With levels of disposable income riding high and virtually all UK households able to get hold of credit, simple savings accounts were abandoned in favour of more glamorous investment options, such as stocks and shares and even fine wines or art.

However, now that consumers have been brought back down to earth with a jolt, banks and building societies are reporting a return to the old ways, with frugality the order of the day and many Britons acting so as to minimise the risk to their hard-earned money.

According to the latest 'Savings Outlook Report' from Alliance & Leicester, around one in four Brits are now more likely to put money aside for the future than they were just two years ago.

What's more, with 54 per cent of those polled acknowledging that longer life expectancy levels means that they will need more money with which to retire, 18 per cent said that they have moved money out of the stock market and put it into cash savings accounts due to concerns over the current market conditions.

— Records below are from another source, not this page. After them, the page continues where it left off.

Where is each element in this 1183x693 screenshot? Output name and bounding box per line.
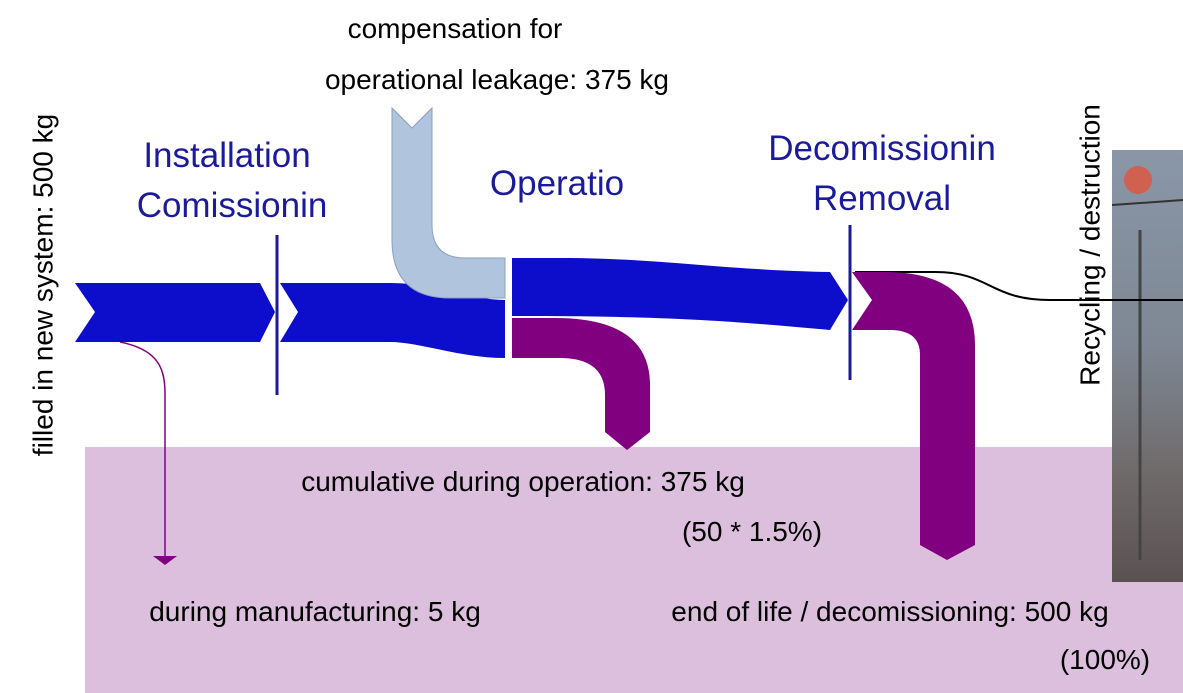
stage-label: Installation <box>143 136 310 175</box>
stage-label: Removal <box>813 179 951 218</box>
compensation-label: operational leakage: 375 kg <box>325 64 669 95</box>
diagram: filled in new system: 500 kg compensatio… <box>0 0 1183 693</box>
filling-arrow <box>75 283 275 342</box>
stage-label: Operatio <box>490 164 624 203</box>
emission-label: (100%) <box>1060 644 1150 675</box>
emission-label: end of life / decomissioning: 500 kg <box>671 596 1108 627</box>
page: {"left_label": "filled in new system: 50… <box>0 0 1183 693</box>
operation-leak-flow <box>512 318 650 450</box>
emission-label: (50 * 1.5%) <box>682 516 822 547</box>
photo-detail <box>1124 166 1152 194</box>
recycling-label-clip: Recycling / destruction <box>1074 104 1105 386</box>
stage-label: Comissionin <box>137 186 328 225</box>
emission-label: during manufacturing: 5 kg <box>149 596 481 627</box>
emission-label: cumulative during operation: 375 kg <box>301 466 745 497</box>
recycling-label: Recycling / destruction <box>1074 104 1105 386</box>
compensation-flow <box>392 108 505 298</box>
photo <box>1112 150 1183 582</box>
stage-label: Decomissionin <box>768 129 996 168</box>
compensation-label: compensation for <box>348 13 563 44</box>
filled-label: filled in new system: 500 kg <box>27 114 58 456</box>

Perhaps unsurprisingly, those nearest to retirement are the most likely to have reassessed their finances in the past couple of months, and Hetal Parmar, manager for savings at Alliance & Leicester has advised that, given the state of the economy, there has never been a better time to look to the future.

"I think it is very important and it's not just me; from the research we have done one in two people over 50 have told us that they actually regret not giving enough thought to their finances in the years gone by," he said.

"That is a very important lesson for all of us and my advice would be to have a little craving for saving and build up a savings pot for the long term."

Significantly, this advice comes soon after Life Trust Insurance reported that the cost of retirement for a typical UK household now stands at £413,00, while those likely to be living alone after the age of 65 can now expect to need £326,000.

And though developments in the past few days suggest that the worst may be over, the fallout of the credit crunch has served to prove just how volatile the economy can be, making getting on top of credit cards or ensuring savings accounts are in good shape more important than ever.